Fingers gripped the base of Helena’s skull until nails bit into her skin.
She was spiralling down. Down.
A long tunnel. Twisting darkness.
Cold dead hands and the smell of death.
When her mind cleared, she was strapped down on a table. A bright light hung overhead, the beam directed at Helena so that the room beyond disappeared.
There was a small man beside her with a pinched nose, and he kept touching Helena’s face with sweaty, damp fingertips, prodding between her eyes, at her temples, poking through her hair to her skull.
“This is—quite a marvel of human transmutation, I must say,” the man was saying in a high, rapid voice. He had an accent—not the Northern dialect, but something more western sounding. “Vivimancy of this skill is—miraculous. Very right to call me.”
There was a long, oppressive silence.
He coughed. “The—the thing is. This is—impossible. This—can’t be done.”
“It’s obviously possible. The evidence is right here,” the woman said sharply from Helena’s other side, barely visible in the severe shadows.
“Yes, quite right, Doctor Stroud. Of course, it is as you say. But—the use of vivimancy on a brain has always been a most delicate procedure. Transmutation of this scale and complexity is beyond all known scientific possibility. Memory is a mysterious thing, very changeable as it’s moved around. Not a place, it is—the mind’s journey. A path. The more important, more journeyed, the stronger the path. The less journeyed”—fingers fluttered—“it fades.”
“Get to the point,” said the woman—Doctor Stroud.
“Yes, yes. There are areas of the brain that can be altered. In the laboratories, we have vivisected countless human brains and reassembled them in various ways, to some success and also … failure. This transmutation, however, is upon—thought. M-M-Memory. What has been done here—” Something wet fell onto Helena’s face, and she realised the man was perspiring on her. “This is alteration of the unalterable. Someone—has disassembled the pathways of her mind and created alternative routes for them. How could it be done without knowing all her thoughts and memories? No. No. This is scientifically impossible.”
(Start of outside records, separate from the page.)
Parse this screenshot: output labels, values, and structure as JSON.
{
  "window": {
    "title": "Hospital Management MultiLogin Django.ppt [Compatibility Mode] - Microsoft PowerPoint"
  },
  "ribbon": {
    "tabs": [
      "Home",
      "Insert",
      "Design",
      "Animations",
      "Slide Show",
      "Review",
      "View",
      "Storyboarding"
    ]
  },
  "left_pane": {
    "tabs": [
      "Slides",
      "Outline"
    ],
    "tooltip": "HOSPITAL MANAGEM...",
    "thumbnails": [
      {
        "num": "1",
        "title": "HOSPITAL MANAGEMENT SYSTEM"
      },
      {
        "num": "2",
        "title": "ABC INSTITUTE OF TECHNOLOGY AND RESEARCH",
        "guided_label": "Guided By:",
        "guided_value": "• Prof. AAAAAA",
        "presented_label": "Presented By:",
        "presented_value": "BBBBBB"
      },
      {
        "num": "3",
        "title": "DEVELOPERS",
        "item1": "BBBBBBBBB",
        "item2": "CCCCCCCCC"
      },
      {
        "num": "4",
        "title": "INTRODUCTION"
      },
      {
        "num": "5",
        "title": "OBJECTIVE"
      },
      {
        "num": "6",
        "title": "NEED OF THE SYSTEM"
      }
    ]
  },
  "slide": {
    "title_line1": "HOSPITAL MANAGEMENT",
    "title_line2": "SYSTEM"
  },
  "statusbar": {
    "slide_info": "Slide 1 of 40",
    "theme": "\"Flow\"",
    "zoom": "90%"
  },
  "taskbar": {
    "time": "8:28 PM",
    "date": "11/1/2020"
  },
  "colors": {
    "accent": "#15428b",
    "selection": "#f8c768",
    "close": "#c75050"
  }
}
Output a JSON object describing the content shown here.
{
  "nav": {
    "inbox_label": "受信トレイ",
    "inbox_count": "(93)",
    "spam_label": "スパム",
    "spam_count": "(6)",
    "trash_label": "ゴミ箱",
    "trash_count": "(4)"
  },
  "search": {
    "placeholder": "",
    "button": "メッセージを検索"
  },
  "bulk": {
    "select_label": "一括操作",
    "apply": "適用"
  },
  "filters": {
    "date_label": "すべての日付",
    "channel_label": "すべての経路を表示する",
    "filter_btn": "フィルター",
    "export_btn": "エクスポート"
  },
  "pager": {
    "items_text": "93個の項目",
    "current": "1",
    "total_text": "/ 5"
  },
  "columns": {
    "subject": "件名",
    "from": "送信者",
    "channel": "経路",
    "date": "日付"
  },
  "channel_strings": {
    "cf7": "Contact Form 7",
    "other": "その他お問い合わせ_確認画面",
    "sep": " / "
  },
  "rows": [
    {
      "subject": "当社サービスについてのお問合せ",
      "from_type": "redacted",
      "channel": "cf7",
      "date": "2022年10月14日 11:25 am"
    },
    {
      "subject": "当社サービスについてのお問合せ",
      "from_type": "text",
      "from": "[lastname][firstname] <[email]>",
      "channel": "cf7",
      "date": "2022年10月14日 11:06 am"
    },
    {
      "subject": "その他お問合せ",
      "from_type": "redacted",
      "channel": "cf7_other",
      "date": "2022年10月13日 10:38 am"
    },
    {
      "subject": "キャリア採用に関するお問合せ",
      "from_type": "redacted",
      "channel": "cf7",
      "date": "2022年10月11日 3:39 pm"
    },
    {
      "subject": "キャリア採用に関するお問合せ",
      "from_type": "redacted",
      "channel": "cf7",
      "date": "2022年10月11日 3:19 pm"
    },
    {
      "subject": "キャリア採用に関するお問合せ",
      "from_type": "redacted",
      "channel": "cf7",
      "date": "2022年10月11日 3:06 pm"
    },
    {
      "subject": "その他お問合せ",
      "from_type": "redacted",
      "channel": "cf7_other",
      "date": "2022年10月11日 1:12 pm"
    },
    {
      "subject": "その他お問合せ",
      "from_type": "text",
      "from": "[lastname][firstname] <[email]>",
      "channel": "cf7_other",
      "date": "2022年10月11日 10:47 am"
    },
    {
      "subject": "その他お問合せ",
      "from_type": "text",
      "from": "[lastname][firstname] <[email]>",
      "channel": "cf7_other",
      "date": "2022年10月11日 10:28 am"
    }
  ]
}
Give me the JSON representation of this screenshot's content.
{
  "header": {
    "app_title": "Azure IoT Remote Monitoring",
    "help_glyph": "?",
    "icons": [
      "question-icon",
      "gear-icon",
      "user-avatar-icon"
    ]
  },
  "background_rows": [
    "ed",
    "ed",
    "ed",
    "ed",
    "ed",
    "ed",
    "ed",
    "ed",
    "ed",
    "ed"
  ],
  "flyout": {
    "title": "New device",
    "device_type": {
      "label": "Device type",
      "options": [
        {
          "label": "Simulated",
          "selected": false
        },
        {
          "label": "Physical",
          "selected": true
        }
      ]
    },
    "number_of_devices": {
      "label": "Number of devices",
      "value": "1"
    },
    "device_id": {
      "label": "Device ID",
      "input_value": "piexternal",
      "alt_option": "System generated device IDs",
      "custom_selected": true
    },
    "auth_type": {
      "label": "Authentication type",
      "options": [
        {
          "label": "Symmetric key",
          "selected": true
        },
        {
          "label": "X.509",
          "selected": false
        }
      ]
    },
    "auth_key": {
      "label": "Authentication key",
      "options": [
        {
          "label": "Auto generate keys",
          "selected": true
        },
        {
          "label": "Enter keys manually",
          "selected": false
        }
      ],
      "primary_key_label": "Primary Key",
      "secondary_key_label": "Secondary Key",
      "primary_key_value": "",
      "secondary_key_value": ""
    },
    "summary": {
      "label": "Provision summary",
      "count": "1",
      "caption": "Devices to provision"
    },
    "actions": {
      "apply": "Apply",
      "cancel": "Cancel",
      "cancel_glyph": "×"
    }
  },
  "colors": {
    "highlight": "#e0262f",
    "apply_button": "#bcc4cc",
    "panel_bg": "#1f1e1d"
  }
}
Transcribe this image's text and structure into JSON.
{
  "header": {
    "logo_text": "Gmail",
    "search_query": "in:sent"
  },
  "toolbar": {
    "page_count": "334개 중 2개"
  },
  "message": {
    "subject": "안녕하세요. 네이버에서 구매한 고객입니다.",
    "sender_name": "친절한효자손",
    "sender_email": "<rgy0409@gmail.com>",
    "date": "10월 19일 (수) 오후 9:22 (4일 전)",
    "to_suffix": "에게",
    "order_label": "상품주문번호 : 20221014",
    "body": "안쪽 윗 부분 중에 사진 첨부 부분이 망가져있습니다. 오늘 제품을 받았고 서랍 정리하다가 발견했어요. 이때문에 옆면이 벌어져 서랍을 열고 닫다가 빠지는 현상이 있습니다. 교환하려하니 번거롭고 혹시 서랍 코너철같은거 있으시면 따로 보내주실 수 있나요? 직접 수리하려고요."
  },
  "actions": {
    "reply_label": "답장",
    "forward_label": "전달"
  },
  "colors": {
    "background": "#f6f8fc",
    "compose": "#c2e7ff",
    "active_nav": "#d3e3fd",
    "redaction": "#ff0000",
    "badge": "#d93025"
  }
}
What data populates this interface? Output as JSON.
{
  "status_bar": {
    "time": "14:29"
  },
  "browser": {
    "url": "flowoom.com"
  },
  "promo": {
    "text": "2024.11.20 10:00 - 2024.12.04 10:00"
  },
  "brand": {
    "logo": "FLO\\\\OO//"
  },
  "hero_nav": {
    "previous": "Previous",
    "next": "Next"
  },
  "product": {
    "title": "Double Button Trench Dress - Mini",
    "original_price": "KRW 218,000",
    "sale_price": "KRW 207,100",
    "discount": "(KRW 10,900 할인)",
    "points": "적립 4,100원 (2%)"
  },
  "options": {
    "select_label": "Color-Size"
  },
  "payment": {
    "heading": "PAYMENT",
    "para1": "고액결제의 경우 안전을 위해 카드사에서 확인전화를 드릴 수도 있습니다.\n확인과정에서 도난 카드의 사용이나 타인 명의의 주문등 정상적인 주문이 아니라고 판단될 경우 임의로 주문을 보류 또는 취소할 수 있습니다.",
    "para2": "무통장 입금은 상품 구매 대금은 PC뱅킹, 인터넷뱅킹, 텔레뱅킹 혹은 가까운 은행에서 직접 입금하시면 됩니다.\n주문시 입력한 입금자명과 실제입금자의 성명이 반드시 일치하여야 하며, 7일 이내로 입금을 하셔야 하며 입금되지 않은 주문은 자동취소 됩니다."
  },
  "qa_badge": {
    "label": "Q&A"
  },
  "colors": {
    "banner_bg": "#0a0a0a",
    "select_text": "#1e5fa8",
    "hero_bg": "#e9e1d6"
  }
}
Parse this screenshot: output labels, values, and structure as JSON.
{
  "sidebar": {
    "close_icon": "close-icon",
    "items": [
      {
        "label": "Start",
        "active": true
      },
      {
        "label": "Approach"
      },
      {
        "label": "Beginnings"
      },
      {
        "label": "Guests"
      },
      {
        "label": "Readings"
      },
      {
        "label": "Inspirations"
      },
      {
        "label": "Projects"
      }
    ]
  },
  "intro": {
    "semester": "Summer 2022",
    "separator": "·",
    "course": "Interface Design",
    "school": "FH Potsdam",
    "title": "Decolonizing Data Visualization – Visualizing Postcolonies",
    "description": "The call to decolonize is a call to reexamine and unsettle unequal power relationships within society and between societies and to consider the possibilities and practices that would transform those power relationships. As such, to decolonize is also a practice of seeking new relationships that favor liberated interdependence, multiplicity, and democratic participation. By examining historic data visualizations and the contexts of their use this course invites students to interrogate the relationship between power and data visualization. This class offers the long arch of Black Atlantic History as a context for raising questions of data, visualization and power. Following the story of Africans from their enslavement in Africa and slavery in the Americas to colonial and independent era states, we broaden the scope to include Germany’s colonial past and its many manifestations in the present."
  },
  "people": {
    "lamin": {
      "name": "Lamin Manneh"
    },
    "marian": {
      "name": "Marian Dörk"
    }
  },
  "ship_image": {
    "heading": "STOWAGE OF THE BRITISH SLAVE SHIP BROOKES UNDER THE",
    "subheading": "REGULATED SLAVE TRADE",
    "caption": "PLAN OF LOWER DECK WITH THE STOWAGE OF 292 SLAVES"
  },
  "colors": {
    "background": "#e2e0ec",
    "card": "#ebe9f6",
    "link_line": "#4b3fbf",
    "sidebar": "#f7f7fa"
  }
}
“I thought the mind was your specialty.” A voice emerged from the darkness, low and rasping.
The man whimpered and looked ready to weep. “The—the brain is, Your Eminence.” He bowed towards the shadows. “But this work is beyond me. Bennet and I, you remember our labours for your cause? I hope … Memories cannot simply be regenerated; the mind and spirit must forge them. The spirit cannot be altered by external force—the—the fevers—”
“Is there any way to uncover what is hidden?”
The man opened and closed his mouth as if he were a fish, staring into the darkness as though he expected to be swallowed by it.
“The Holdfasts are dead,” the rasping voice said, “the Eternal Flame erased from this earth. What would they have hidden within her mind?”
The question was met with silence.
“Who placed her in that warehouse?”
Stroud stepped forward. “There’s nothing confirming it, but based on the records, Mandl was overseer at the time. It was shortly before her ascendance and transfer to the Outpost.”
“Send for her.”
Stroud nodded and disappeared. As she did, the shadows moved.
Helena could only see from the corner of her eyes, but she could not fail to notice when Morrough emerged from the darkness.
The High Necromancer was not what she remembered. When he’d killed Luc, he’d been human. Now he was mutated. His limbs stuck out in ways that were impossibly jointed, and he was nearly the size of two men.
She thought, at first, that he was wearing a mask. The High Necromancer had been masked during the celebration, wearing a huge golden crescent that concealed half his face like an eclipsed sun.
As he drew nearer however, she realised it wasn’t a mask she was staring at. Morrough’s face was skull-like, his features so sunken, the skin so translucently pale, that she could see through to the bone.
Where his eyes should have been were two blackened, empty hollows, as if they’d been burned out with live coals.
Somehow, he still seemed to see Helena.
He walked forward, one hand outstretched, but there was something wrong about it, over-jointed, the skin bizarrely stretched. Too many bones inside it. Before his fingers grazed her skin, the pain of his resonance lanced through her skull.